Luca watched him for a few seconds, then nodded. “And the Germans think you’re stupid, Masso.”
“Let them.”
The farmer took the last sip from his cup and set it aside, and Luca sensed it was a signal: the comic routine was over. “Anything for Mentone and the others?”
Something crossed Masso’s face then, a flicker of trouble. “There was supposed to be,” he said. “Don Claudio’s delivery has been delayed, it seems. There were supposed to be . . . funds. Rome, to Milan, to me, to you, to them. But our good priest hasn’t yet returned. Tell Mentone and his comrades they’ll have it next trip.”
“They won’t like that.”
Masso worked his lips, and the trouble appeared again. “And what are they going to do, Luca, shoot you? Fire you? You’re the most valuable man they have.”
They sat for a moment in silence, Luca nursing his surprise. “The most valuable man they have.” No one had ever said anything like that to him. Masso looked out the window, then back at his guest. “Someone was killed in the hills near Santa Eligia two days ago. A Fascist. Stabbed.” He brought one hand up to the middle of his belly. “Here.”

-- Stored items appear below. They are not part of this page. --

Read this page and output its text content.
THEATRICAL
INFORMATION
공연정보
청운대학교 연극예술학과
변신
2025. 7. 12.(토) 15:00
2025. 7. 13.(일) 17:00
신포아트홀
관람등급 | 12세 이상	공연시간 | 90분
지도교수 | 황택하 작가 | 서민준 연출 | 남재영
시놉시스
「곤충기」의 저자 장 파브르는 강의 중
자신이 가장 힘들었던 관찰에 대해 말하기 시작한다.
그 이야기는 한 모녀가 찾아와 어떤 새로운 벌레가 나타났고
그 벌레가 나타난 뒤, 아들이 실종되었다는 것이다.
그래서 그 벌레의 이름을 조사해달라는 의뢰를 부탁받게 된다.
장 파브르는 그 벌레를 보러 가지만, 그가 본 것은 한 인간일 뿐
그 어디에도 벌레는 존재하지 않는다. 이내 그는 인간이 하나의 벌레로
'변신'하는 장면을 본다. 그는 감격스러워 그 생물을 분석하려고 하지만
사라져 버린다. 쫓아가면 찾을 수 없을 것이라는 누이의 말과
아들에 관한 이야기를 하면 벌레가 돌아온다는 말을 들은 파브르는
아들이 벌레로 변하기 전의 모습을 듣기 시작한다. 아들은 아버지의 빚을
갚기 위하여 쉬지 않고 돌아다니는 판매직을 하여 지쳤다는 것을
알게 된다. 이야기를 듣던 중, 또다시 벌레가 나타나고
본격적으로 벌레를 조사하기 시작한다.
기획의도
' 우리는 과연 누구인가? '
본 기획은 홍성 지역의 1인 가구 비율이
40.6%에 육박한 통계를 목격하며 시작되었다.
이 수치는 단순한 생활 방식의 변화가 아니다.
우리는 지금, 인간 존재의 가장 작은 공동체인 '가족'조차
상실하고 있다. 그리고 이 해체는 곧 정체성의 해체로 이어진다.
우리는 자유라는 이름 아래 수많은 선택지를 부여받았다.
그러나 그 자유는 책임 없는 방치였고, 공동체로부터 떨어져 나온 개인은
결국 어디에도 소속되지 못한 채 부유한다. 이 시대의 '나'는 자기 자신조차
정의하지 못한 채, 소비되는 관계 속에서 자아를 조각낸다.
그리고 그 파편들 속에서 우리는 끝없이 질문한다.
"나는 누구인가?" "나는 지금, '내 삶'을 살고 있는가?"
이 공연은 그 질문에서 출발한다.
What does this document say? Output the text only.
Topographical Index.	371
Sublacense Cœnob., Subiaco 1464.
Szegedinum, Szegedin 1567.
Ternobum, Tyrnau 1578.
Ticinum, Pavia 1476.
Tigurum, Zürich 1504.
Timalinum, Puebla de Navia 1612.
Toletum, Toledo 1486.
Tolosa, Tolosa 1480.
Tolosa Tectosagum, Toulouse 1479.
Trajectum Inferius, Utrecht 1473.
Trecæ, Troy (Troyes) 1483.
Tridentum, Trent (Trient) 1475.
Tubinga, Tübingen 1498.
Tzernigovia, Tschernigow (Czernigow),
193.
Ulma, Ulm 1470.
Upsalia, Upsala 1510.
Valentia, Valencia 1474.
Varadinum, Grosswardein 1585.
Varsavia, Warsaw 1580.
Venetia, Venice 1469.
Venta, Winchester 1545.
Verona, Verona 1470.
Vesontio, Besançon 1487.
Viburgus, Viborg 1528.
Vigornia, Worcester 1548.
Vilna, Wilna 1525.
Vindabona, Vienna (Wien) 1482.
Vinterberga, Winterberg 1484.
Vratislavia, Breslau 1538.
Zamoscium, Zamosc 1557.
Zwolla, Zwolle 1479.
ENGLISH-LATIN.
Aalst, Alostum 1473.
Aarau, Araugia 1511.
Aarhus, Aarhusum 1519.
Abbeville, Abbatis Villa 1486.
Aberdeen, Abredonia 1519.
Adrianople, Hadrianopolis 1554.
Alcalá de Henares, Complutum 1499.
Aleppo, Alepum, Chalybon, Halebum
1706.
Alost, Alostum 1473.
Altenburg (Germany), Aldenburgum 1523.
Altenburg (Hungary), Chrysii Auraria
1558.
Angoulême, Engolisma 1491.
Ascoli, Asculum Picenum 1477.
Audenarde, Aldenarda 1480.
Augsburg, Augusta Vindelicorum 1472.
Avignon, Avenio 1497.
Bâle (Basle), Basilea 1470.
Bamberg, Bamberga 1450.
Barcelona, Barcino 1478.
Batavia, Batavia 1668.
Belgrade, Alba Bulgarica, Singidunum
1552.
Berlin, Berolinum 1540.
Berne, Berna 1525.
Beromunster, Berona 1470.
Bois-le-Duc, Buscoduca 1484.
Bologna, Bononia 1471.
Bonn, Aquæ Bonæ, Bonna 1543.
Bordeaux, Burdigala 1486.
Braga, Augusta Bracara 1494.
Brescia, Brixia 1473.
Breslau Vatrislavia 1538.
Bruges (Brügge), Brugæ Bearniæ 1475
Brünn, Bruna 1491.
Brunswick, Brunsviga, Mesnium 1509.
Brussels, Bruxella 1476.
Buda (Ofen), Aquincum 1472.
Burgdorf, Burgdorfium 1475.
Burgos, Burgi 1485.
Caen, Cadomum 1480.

Luca nodded in a noncommittal way, watched.
“Know anything about it?”
The subject had caught him by surprise. In the space of two seconds, a silent argument took place within his thoughts, a voice making the case that he should hold back the true answer, protect himself, that there was something odd about this supposedly simple man. How did all this information reach him? His card-playing friends? Fascist contacts?